These are pictures of the 50 workers who have tended Fukushima since the catastrophe. The Daily Mail says five have died and that the remaining know that they will die from radiation exposure in the future. They’ve since been joined by 150 more workers.
Deputy Publisher Karen Hull writes:
I do not know how the Japanese perceive their leaders at this point and it may be difficult in any case to appear to be effectively in control while facing this level of catastrophe. I can imagine the need to find these men to be heroes and create a cult around them. Not sure what would have happened had this happened in the West. There may be a more lethal version of Chilean Miners coming to town.
I find the photos interesting in their anonymity — consistent, I assume, with the way Japanese orient to the group as much as Americans obsesses over the individual, and look high and low, even more intensely since 9/11, for “the hero.”

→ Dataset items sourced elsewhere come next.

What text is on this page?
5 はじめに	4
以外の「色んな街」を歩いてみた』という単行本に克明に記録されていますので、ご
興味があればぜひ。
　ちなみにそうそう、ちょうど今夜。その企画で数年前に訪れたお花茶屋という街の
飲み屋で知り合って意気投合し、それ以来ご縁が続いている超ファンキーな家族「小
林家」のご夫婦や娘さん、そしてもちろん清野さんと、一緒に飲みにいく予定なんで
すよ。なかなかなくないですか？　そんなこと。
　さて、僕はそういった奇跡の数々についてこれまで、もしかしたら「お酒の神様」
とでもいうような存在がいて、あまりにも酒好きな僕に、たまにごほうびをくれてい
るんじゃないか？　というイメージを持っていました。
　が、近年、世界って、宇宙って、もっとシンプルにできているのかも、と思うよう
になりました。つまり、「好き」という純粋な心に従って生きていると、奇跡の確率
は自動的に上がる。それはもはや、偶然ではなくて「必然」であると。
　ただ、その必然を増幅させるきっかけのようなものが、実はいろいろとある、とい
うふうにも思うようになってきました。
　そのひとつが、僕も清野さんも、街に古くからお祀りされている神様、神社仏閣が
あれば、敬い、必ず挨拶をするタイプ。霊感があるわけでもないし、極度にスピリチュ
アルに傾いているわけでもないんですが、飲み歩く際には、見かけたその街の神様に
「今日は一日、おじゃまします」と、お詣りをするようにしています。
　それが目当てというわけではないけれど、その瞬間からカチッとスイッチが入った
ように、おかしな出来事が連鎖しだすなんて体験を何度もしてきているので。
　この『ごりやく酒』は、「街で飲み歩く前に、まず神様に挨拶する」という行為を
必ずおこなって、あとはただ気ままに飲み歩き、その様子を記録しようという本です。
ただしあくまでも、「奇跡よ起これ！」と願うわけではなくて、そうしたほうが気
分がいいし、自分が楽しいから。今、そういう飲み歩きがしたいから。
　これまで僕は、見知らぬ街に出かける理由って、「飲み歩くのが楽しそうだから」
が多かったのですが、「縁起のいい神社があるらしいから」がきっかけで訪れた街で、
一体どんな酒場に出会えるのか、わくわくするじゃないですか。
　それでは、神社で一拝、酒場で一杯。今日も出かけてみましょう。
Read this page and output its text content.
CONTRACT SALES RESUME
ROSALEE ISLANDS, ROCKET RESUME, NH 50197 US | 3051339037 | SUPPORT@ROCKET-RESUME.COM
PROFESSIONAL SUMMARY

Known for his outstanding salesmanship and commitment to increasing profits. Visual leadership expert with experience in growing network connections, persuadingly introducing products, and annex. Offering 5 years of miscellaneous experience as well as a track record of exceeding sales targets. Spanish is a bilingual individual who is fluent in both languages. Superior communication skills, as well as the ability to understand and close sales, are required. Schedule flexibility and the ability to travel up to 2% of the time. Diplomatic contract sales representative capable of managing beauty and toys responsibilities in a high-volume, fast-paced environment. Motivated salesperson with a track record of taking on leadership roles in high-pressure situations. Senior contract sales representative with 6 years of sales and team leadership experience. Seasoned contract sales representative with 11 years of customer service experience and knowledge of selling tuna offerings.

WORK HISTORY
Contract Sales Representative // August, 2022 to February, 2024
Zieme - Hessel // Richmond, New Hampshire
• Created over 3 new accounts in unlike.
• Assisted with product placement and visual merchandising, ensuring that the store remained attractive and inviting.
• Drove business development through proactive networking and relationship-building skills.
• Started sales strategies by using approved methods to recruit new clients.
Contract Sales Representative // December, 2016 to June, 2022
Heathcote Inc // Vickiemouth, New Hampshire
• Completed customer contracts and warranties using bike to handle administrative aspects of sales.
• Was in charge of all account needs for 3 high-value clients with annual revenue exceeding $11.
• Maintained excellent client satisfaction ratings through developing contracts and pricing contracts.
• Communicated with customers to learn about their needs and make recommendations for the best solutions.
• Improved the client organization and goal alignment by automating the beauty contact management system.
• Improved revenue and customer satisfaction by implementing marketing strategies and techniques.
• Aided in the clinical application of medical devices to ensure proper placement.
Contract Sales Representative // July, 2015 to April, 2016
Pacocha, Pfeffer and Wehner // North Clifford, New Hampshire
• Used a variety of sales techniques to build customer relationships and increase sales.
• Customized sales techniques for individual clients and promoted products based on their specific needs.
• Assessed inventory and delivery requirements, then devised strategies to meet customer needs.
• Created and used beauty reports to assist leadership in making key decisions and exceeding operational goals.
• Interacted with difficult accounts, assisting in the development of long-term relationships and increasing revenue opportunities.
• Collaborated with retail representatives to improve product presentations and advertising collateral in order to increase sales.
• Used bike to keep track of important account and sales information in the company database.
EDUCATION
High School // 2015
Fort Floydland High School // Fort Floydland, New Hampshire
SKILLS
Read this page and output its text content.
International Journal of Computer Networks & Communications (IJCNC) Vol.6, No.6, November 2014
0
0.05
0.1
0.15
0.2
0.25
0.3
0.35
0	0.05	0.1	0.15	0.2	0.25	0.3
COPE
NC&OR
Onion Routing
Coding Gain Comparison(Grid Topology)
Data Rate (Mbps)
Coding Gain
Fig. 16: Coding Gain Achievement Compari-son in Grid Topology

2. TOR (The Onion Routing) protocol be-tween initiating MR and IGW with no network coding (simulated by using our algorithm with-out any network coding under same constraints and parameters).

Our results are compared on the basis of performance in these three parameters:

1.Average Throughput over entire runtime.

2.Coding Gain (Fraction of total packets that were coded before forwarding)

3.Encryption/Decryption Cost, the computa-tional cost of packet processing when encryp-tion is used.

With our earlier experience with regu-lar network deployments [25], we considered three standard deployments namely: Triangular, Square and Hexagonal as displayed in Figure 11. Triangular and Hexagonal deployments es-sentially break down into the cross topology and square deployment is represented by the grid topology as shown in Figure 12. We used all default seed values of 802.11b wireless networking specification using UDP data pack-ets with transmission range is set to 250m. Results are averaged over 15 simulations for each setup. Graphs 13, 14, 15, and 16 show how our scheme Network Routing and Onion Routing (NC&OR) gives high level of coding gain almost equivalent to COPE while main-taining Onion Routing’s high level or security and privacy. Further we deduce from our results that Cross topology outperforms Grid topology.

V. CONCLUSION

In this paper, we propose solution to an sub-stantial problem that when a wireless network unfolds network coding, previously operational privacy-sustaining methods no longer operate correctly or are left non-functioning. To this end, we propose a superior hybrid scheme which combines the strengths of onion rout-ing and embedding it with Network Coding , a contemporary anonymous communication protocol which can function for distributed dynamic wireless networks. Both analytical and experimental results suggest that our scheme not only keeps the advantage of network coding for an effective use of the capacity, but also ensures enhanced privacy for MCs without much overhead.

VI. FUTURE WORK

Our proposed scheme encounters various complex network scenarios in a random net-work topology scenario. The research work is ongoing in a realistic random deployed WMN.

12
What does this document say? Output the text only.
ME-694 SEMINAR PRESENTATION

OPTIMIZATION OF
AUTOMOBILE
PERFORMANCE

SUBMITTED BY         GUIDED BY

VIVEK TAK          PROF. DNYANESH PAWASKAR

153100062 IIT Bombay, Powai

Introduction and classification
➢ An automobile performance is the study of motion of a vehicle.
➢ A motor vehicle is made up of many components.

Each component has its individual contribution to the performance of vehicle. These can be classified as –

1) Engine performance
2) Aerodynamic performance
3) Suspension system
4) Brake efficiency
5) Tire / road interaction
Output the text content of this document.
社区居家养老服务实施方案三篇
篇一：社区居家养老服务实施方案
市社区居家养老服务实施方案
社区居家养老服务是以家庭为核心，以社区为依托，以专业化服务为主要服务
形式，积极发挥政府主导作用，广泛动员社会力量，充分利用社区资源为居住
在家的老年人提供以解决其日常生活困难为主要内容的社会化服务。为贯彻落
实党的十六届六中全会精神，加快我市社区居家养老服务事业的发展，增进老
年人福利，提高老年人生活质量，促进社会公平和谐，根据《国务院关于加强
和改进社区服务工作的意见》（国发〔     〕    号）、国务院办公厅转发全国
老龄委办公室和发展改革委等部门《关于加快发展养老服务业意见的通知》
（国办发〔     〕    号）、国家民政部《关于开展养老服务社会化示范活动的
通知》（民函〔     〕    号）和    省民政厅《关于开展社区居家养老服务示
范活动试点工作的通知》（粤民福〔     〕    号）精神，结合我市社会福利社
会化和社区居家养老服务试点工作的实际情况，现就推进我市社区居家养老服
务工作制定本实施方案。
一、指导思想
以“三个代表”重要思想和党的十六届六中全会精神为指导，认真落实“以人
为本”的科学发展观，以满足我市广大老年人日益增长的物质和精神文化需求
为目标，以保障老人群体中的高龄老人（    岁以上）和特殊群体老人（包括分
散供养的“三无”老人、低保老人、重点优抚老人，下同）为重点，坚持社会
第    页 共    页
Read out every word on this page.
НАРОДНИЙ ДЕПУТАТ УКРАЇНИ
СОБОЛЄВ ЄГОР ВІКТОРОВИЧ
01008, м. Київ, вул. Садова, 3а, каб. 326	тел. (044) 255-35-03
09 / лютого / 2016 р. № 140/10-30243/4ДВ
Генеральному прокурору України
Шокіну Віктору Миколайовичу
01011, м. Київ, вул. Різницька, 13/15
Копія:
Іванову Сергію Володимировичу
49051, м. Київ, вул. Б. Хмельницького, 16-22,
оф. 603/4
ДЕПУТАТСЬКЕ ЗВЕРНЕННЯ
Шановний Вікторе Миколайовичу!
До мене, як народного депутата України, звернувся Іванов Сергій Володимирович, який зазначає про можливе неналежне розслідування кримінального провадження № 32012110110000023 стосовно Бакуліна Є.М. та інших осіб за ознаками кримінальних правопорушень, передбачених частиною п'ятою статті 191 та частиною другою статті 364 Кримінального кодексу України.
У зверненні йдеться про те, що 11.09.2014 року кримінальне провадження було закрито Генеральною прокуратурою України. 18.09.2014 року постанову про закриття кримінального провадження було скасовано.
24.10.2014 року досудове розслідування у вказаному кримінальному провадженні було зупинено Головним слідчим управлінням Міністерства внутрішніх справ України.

I’m sure there is pride and deep respect for these men (and these photos) in Japan as these workers take one (likely, the ultimate one) for the team. It seems to me, though, that the prototypical American in Peoria, or certainly the Nightly News producer in New York, process these photos quite differently than their Asian counterparts. On this side of the Pacific, I can imagine the viewer reading less about solidarity than about courage, accompanied by an impulse to somehow connect with (and even bask in the glow, excuse the pun) of the man behind the mask.
(photos: AP. Daily Mail caption 1: Aiming high: Workers in protective suits work on a transmission tower to restore electricity to Units 5 and 6. caption 2: Teamwork: Outside the men connect transmission lines to restore electric power supply to Unit 3 and Unit 4. caption 3: Conundrum: Two of the Fukushima Fifty pour over plans as they try to work out how to fix the stricken plant.)